A programme best taken in small doses rather than swallowed whole

Portrait: Alex Baranowski

Portrait: Alex Baranowski

The Strad Issue: December 2022

Description: A programme best taken in small doses rather than swallowed whole

Musicians: La Pietà/Angèle Dubeau (violin)

Works: Baranowski: Works including Wiosna, Boy and Bird, Don’t Quit, The Windermere Children, Thoughts of Home, For the Love of It All

Catalogue number: ANALEKTA AN28750

Canadian violinist Angèle Dubeau and her all-string ensemble La Pietà have already produced several well-received portrait discs, devoting entire CDs to music by composers including Philip Glass, Arvo Pärt, John Adams and Max Richter.
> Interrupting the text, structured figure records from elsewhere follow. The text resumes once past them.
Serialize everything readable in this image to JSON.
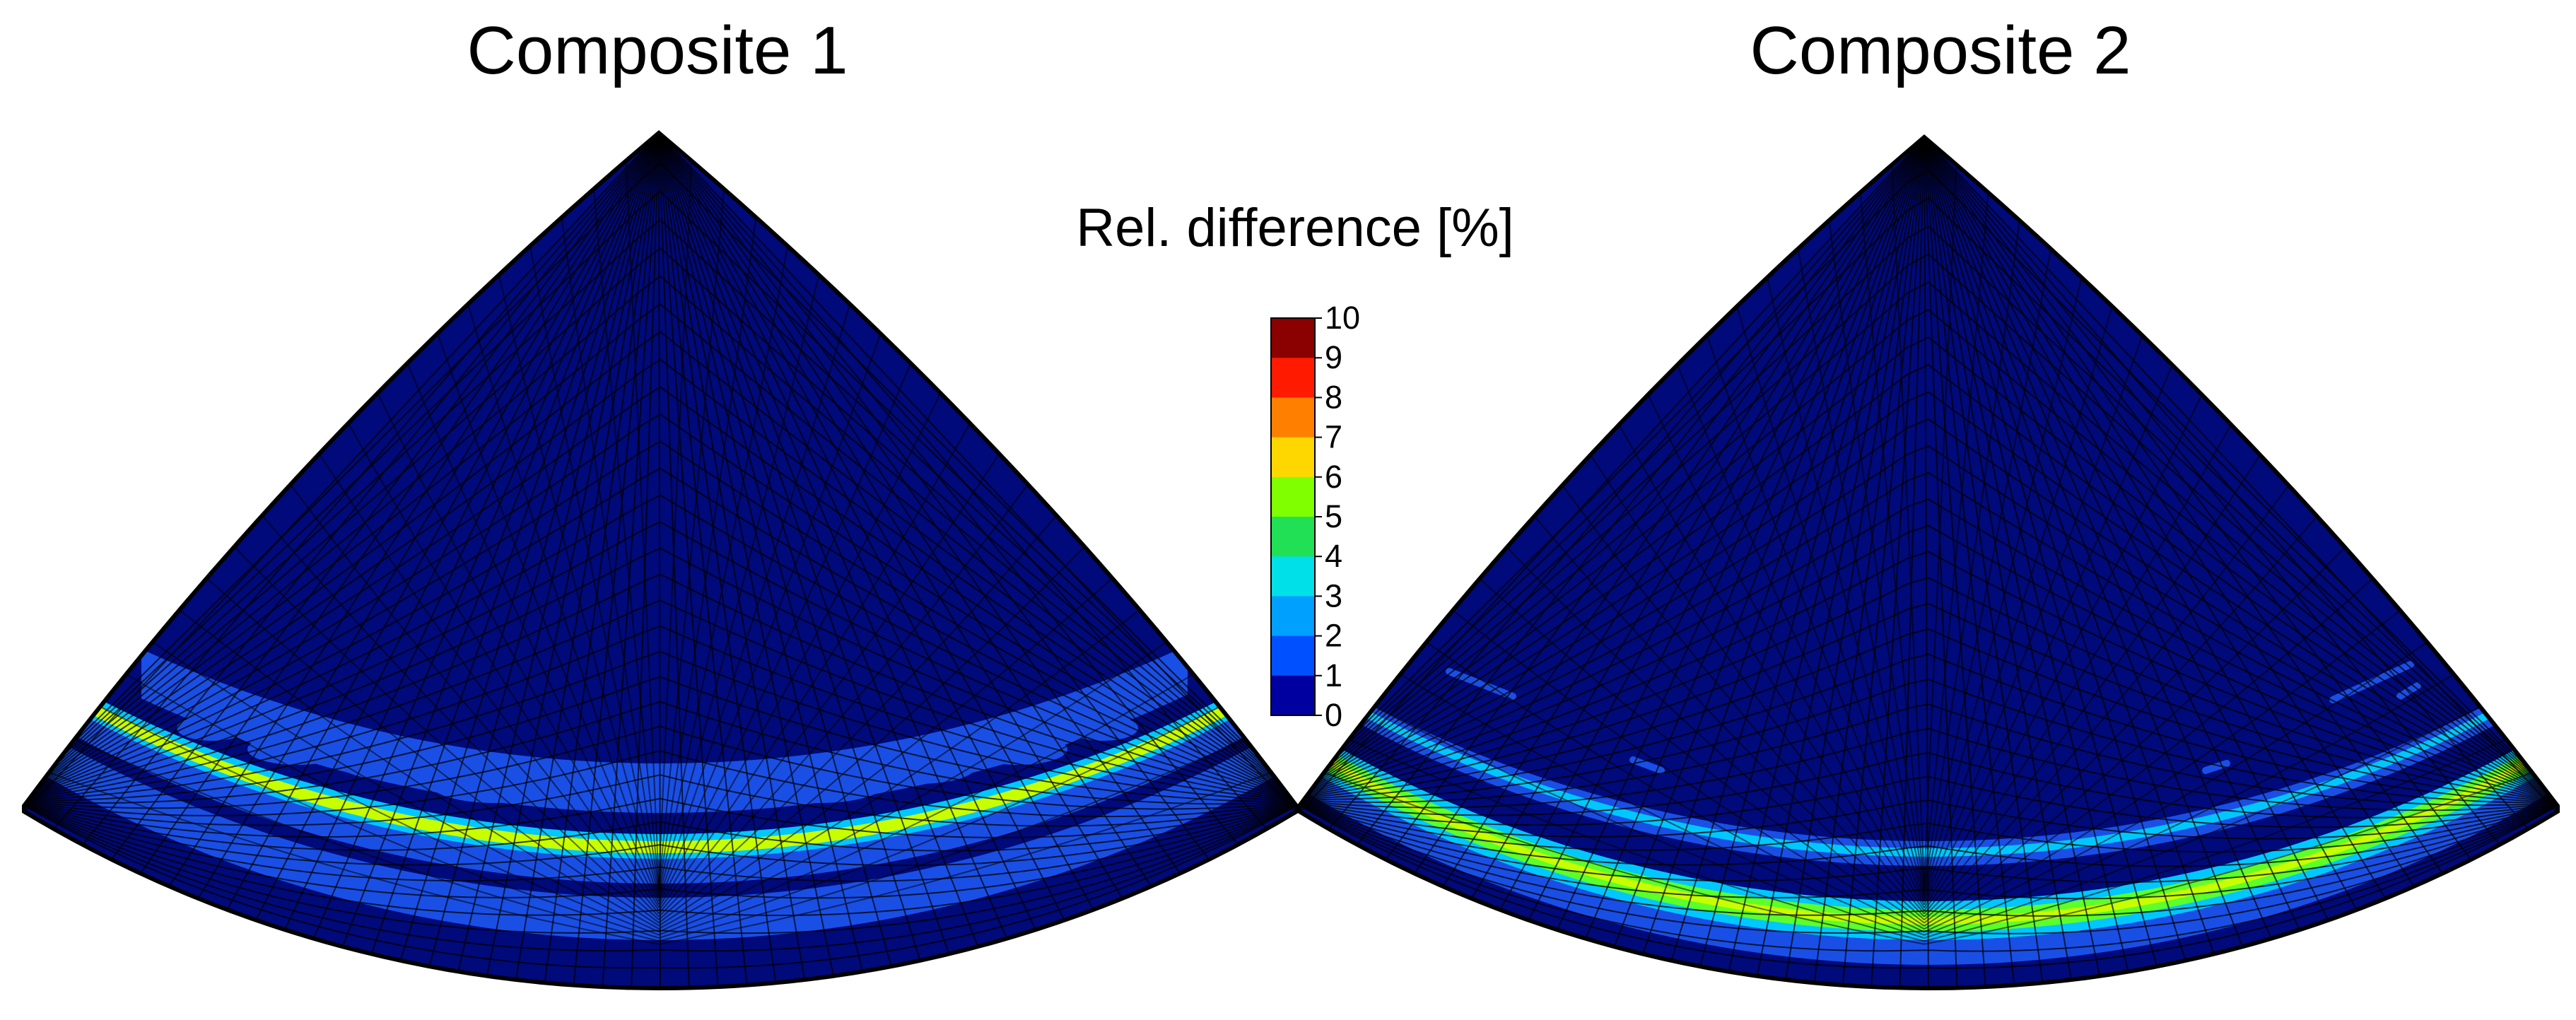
{
  "panels": [
    {
      "title": "Composite 1",
      "highlight_level": 5
    },
    {
      "title": "Composite 2",
      "highlight_level": 5
    }
  ],
  "colorbar": {
    "title": "Rel. difference [%]",
    "min": 0,
    "max": 10,
    "ticks": [
      "10",
      "9",
      "8",
      "7",
      "6",
      "5",
      "4",
      "3",
      "2",
      "1",
      "0"
    ],
    "colors": [
      "#8b0000",
      "#ff1a00",
      "#ff7f00",
      "#ffd700",
      "#7fff00",
      "#22e055",
      "#00e0e8",
      "#00a0ff",
      "#0050ff",
      "#0000a0"
    ]
  },
  "colors": {
    "background": "#000a7a",
    "mesh": "#000000",
    "band_blue": "#1a4fe6",
    "band_cyan": "#00c8ff",
    "band_green": "#5cff2a",
    "band_yellow": "#c8ff00"
  }
}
In the case of London-based Alex Baranowski, however, his music might have been better served in smaller doses.

He has worked extensively in film music – indeed, several of the disc’s collection of short tracks come from his movie scores – and clearly has a knack for putting together emotionally involving, slow-moving, quietly radiant music that (at its best) can sound a lot like something by Pēteris Vasks. The opening Wiosna (‘Spring’), for example, inspired by his grandfather’s resilience after imprisonment in a Soviet forced labour camp during the Second World War, exudes a deep sense of melancholy throughout, matched by Dubeau’s silky-smooth, immaculate and gloriously unadorned solo playing, and her ensemble’s uncanny sonic mix of richness and almost icy purity. This is the most substantial and arguably the most successful work on the disc, and many of the other tracks tend to reiterate its slow-moving harmonies, soaring violin line and gently chiming piano, such that by the end the elements of Baranowski’s distinctive musical vocabulary have lost much of their charm.

He rings the changes, however, with a darker, more chromatic ‘Winston and Julia’ (from his score for Northern Ballet’s Nineteen Eighty-Four) and the achingly slow waltz of ‘For Then’. Despite the disc’s musical sameyness, Dubeau and her ensemble are unfailingly committed, in graceful, eloquent performances. There’s plenty to enjoy here – though it’s perhaps best dipped into rather than consumed end to end – and it’s captured in close, warm sound.